A prominent member of Brooklyn’s Orthodox Jewish community says a swastika was spray-painted on a sidewalk in the neighborhood.
Mordechai Lightstone, 32, was walking to a nearby store when he noticed the swastika graffitied in white paint on Montgomery St. near Brooklyn Ave. in Crown Heights Sunday morning.
“It’s appalling, this is the heart of the Jewish area,” he said, adding, “It’s not something that should happen in New York or anywhere, ever.”
Lightstone said that while it was a shocking sight, it was not without precedent. He said anti-Semitism and hateful online trolling has tragically become routine during this election cycle.
“Over the past 15 months or so there’s been an increase of anti-Semitism, particularly online,” he said. The trolls online … I had my face Photoshopped into a gas chamber, told that I control the banks. It comes from all sides, right and the left,” he said.
The election district there voted 56.55% for Trump versus 39.5% for Hillary Clinton, according to the Board of Election’s unofficial results.
Someone from the community later placed an orange cone over the graffiti, blocking it from public view, Lightsone said.
Yaacov Behrman, 34, a rabbi and founder of the Jewish Future Alliance that advocates for minorities, said he too was not surprised by the incident.
“I’m used to this.
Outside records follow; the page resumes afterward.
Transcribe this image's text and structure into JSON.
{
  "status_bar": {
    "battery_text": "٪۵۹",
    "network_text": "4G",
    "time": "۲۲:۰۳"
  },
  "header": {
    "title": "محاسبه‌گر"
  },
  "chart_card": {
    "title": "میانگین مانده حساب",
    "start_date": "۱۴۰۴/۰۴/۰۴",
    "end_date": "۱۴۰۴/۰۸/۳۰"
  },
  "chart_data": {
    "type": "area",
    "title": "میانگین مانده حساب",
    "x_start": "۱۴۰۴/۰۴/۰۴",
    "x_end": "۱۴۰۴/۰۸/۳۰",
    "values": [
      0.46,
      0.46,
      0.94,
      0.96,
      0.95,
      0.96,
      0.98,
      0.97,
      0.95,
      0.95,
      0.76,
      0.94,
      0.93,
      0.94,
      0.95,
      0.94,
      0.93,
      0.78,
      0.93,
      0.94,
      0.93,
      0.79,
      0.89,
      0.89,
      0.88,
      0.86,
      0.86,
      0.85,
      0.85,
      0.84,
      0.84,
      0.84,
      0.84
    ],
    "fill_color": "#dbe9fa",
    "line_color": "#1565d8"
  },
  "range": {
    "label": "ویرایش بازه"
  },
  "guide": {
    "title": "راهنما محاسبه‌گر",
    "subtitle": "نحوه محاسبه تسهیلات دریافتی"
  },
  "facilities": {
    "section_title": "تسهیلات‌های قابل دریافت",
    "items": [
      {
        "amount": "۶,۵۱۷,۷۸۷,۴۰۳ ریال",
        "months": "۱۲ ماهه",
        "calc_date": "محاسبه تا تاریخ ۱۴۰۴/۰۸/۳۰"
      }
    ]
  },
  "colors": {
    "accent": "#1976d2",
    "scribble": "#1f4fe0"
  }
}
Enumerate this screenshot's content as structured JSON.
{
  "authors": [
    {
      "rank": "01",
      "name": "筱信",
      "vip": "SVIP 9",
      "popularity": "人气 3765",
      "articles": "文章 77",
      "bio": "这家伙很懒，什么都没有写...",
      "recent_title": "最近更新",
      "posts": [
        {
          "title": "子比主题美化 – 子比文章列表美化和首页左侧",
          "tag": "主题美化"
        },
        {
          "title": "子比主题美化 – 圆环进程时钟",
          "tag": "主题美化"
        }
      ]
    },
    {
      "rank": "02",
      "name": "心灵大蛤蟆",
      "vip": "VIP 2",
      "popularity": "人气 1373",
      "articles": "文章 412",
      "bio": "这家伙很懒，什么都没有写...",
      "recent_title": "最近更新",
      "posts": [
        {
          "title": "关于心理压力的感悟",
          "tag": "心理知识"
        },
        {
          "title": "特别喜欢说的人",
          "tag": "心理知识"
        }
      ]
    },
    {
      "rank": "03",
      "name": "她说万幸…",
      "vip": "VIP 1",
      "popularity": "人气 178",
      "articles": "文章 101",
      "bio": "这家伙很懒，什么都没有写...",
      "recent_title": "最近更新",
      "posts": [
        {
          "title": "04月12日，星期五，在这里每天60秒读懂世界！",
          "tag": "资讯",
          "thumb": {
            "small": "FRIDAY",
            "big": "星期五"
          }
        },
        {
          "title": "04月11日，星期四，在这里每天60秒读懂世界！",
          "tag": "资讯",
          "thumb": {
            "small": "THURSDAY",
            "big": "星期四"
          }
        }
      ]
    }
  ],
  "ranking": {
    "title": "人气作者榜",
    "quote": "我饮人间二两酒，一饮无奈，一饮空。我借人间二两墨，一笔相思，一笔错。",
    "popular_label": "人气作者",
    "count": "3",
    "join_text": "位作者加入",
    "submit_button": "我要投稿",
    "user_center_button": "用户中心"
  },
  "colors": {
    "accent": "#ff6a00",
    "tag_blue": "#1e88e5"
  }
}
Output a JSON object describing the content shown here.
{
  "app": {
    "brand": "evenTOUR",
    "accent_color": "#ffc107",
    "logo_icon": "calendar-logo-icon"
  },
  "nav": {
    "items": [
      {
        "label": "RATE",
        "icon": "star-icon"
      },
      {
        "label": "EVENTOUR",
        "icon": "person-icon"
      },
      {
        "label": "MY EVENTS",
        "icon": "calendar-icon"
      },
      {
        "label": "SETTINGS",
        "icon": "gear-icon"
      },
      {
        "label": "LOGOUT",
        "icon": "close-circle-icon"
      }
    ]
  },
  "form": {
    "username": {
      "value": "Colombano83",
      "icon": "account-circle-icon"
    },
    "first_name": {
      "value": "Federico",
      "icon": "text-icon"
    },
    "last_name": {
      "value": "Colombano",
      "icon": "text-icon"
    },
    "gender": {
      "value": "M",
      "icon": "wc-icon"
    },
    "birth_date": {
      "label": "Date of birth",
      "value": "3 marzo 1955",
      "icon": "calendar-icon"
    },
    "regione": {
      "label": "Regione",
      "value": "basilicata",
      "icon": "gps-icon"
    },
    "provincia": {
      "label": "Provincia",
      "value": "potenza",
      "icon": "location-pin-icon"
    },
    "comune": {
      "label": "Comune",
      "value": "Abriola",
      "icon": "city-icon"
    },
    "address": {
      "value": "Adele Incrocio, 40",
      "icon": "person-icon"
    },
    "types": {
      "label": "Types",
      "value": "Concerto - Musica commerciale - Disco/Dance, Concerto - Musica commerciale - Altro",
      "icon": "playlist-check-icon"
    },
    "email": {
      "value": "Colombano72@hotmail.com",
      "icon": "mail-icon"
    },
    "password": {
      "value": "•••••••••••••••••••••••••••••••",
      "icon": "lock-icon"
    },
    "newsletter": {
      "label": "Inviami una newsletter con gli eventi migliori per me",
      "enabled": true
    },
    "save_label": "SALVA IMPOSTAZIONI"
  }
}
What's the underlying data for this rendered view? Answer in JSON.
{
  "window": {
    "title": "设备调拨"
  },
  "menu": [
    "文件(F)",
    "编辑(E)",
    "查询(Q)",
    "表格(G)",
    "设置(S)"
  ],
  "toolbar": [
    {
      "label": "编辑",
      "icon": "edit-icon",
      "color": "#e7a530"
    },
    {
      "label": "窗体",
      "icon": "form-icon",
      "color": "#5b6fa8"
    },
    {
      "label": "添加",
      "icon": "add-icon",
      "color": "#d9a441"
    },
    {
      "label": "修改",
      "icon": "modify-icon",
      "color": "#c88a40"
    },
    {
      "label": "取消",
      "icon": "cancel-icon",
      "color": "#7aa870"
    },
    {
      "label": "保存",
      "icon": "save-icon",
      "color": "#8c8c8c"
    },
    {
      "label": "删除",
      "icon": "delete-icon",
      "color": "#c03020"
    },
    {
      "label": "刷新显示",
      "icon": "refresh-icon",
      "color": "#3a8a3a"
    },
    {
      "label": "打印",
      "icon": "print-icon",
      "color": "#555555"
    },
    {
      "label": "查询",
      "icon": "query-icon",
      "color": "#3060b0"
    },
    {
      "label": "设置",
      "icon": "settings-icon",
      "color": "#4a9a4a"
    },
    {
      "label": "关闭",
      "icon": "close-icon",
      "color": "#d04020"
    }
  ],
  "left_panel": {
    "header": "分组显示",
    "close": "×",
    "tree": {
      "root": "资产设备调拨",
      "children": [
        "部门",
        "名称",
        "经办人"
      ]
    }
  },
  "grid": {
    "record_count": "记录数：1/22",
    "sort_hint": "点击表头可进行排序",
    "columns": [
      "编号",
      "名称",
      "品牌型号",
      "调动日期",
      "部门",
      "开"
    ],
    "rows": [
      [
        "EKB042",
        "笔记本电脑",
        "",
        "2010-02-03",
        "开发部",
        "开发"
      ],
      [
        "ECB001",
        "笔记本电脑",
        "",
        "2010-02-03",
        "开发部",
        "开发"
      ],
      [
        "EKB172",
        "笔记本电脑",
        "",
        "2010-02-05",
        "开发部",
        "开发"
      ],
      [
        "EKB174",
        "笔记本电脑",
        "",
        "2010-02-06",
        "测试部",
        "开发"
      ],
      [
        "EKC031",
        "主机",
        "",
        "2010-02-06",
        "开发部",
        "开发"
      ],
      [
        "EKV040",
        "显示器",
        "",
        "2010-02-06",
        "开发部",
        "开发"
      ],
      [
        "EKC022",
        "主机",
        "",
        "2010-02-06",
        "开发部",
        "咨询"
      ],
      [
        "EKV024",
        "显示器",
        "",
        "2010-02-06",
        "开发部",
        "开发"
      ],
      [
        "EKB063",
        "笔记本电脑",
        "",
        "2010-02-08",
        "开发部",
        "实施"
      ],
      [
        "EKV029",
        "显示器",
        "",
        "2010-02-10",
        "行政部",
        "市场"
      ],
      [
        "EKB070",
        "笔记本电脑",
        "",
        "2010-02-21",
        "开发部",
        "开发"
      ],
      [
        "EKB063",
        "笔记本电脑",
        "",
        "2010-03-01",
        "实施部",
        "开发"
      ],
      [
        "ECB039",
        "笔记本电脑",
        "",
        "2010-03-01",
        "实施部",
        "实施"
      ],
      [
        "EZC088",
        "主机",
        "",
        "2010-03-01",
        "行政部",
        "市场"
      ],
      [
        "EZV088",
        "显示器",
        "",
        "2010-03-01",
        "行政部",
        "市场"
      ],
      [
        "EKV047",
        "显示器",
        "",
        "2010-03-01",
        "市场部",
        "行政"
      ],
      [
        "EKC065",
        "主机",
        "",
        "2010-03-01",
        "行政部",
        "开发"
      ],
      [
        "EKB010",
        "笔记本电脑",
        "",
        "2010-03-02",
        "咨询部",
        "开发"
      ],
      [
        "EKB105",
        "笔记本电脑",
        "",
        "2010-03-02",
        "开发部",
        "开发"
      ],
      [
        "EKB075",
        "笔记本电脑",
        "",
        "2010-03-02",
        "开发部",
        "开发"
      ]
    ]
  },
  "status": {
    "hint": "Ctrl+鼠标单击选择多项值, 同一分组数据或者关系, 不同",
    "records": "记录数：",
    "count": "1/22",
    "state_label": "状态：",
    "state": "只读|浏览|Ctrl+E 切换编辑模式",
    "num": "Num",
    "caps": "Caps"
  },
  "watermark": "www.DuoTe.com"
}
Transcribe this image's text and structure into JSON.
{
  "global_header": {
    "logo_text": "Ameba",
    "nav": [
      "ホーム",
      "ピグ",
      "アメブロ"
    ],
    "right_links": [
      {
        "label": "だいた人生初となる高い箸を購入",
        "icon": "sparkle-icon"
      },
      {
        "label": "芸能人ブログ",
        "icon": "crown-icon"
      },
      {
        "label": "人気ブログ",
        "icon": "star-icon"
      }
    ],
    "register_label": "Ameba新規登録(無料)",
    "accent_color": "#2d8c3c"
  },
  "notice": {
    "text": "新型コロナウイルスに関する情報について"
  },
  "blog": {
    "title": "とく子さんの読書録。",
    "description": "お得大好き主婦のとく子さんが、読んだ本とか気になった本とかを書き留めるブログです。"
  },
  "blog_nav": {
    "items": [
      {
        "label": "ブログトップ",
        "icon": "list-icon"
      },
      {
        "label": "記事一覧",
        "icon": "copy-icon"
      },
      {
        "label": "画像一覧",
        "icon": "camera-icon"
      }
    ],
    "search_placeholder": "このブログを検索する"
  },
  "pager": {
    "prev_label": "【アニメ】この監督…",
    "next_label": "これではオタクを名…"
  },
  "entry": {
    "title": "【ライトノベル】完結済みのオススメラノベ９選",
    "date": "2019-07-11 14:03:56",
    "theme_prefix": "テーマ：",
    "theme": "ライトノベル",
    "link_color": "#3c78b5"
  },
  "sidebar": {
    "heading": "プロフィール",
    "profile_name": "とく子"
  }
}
Seeing a swastika upsets me, but I’m sort of numb. I see hatred, I know there’s racists and anti-Semetism in the world,” said Behrman, who lives two blocks from where this latest incident occurred.
“We condemn this in the strongest terms. This is completely unacceptable,” he said.
The Mayor’s office also tweeted out a condemnation of the graffiti.
“Acts of violence in our beautifully diverse city will not be tolerated. We are all better than this,” the tweet said.
Similar incidents have been widely reported in recent days.
Swastikas were also painted on four dormitory doors at the New School and in a common area at the SUNY Geneseo campus on Friday.
The NYPD’s Hate-Crime Task Force is investigating the latest case, according to community leaders.